Normally a person who loves a good storm, I found myself more scared than usual with this one. Part of it was that it caught us off guard, in the middle of a move—we couldn’t find our shoes or a single flashlight before diving for shelter.
But I thought as I sat praying quietly holding onto the dog with one hand and various sweaty children with the other, this time was different. Instead of standing on the driveway scouting for funnels, I was sporting my own set of sweaty hands.
Because this was “home,” you see. Not the rental we’d lived in the last five years. Not a transitory residence on the way to something bigger or better. The home we had just purchased was the answer to years of praying for roots and community and belonging. For us, it signified all of these things, but most of all it signified permanence.

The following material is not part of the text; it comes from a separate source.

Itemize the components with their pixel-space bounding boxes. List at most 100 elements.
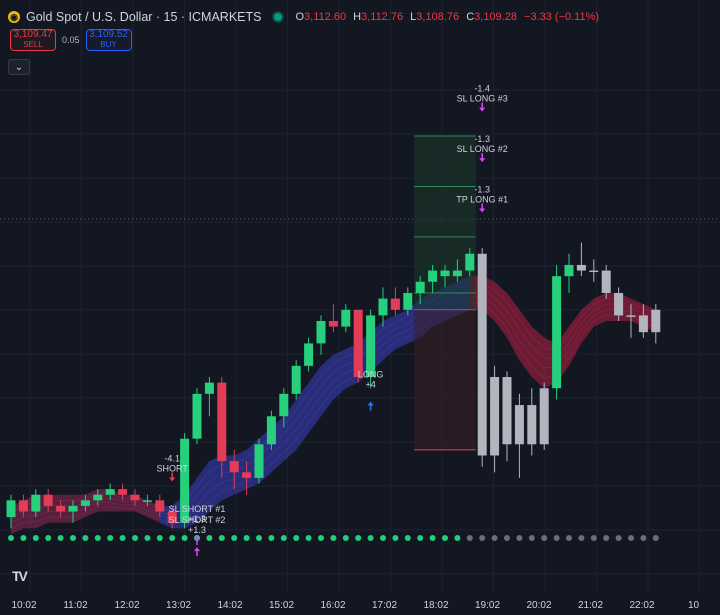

No longer would this particular nomadic tribe wander. We would still ourselves, settle down, and commit to staying put.
As I write, we are braced for another set of storms due to hit in just a few hours. Again, “home” is threatened, and again I am scared. In just one week of living here, I have grown to love this house, and the children have bubbled over with plans for it—friends to fill its corners with laughter, lemonade stands to put out front, hymn-sings to have, food to share.
Tucked into Tornado Alley as we are, torrential weather and twisters are inevitable. No matter where you live, it seems we are all in one path of destruction or another. But we are also in the path of mercy, and I would be remiss to forget that.
This time the storm shelter is stocked: batteries, Peanut M&M’s, jugs of water, and, yes, our shoes and flashlights. This time, I will also bring with me a slim volume by John Chrysostom in which he seems to write directly to those of us facing severe spring weather:
“Some people see the houses in which they live as their kingdom; and although in their minds, they know that death will one day force them to leave, in their hearts they feel they will stay forever. They imagine that they can find peace and security by owning a house whose walls and roof will last for many generations. … We, by contrast, know that we are only temporary guests on earth. We recognize that the houses in which we live serve only as hostels on the road to eternal life. We do not seek peace or security from the material walls around us or the roof above our heads. Rather, we want to surround ourselves with a wall of divine grace; and we look upward to heaven as our roof.”